Tenant Farming in Oklahoma
Agricultural Unions
The Farmers’ Union is an example of a more generalized union that found great success by advocating for the practical needs of all farmers. Though it was founded in Texas in 1902, the Farmers’ Educational and Cooperative Union of America, commonly known as the Farmers’ Union, quickly made its way to the Oklahoma and Indian Territories. After a brief period of separation, the two branches united into one organization, first called the Indiahoma Farmers’ Union and eventually simply the Oklahoma Farmers’ Union.
This union was heavily modeled after the Farmers’ Alliance, with a primary focus on the establishment of cooperative businesses ranging from grain elevators and stores to insurance companies and newspapers. The business enterprises helped farmers escape the exploitative systems that trapped them in debt, while the union newspaper provided political content alongside practical farming tips.

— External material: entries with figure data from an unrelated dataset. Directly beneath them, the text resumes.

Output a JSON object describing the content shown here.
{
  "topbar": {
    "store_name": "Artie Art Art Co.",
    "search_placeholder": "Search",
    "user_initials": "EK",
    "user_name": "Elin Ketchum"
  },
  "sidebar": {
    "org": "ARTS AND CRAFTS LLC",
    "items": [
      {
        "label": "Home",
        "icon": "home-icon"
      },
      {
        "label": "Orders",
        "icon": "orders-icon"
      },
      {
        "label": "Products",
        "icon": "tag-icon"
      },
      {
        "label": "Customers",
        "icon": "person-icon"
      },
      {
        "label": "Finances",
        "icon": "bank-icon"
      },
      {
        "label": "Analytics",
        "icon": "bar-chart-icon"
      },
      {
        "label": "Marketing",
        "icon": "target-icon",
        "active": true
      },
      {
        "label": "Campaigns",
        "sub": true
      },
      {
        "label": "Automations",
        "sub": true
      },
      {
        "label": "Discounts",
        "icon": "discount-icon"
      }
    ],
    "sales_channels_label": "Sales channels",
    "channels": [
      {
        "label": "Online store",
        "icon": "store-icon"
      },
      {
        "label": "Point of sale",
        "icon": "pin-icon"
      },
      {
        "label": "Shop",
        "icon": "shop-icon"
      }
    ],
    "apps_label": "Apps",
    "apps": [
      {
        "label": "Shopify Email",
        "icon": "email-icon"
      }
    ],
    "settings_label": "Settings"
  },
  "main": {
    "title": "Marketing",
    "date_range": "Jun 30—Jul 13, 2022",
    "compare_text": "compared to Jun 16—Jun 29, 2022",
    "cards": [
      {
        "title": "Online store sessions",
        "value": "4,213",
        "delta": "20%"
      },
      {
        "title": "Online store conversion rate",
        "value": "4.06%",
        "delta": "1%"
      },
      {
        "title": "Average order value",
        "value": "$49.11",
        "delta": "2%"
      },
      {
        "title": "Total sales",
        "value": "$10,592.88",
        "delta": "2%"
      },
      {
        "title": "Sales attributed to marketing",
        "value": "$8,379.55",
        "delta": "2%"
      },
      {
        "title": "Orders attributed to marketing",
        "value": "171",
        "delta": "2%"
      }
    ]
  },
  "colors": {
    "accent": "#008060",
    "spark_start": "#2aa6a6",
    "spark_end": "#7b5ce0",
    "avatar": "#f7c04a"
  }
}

Indiahoma Farmers’ Union charter for a union chapter in Cleo, Oklahoma (M1989.011, Katie Edwards Bemo Mitchell Collection, OHS).
The Farmers’ Union advocated for small farm owners and tenants equally, recognizing that they shared many similar problems and could work together to improve their collective lot. They railed against the greed and exploitation of bankers and land speculators—enemies of both groups—and explicitly banned them from joining the organization.

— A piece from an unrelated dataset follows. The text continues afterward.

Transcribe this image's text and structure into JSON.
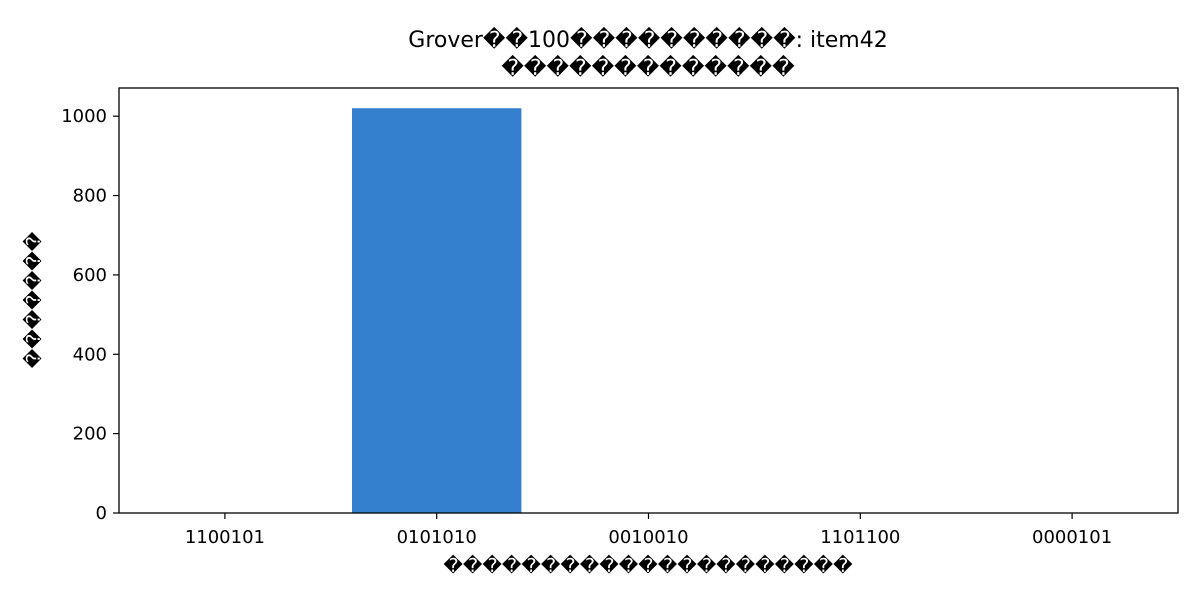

Still, the Farmers’ Union remained largely apolitical in practice and kept their advocacy in the range of the current political and economic system. Whereas other unions argued for the end of landlordism and the redistribution of land, the Farmers’ Union provided economic support in the form of communal resources and a sense of camaraderie between small farm owners and tenants. This strategy proved fruitful, and the Farmers’ Union remains in operation today.
A Farmers’ Union grain elevator in Kansas (image courtesy of the Library of Congress).
Men stand in front of a Farmers’ Union office in Louisiana. A handwritten sign on the window says “We get our berries sold for 13 cents. Coop Auction” (image courtesy of the Library of Congress).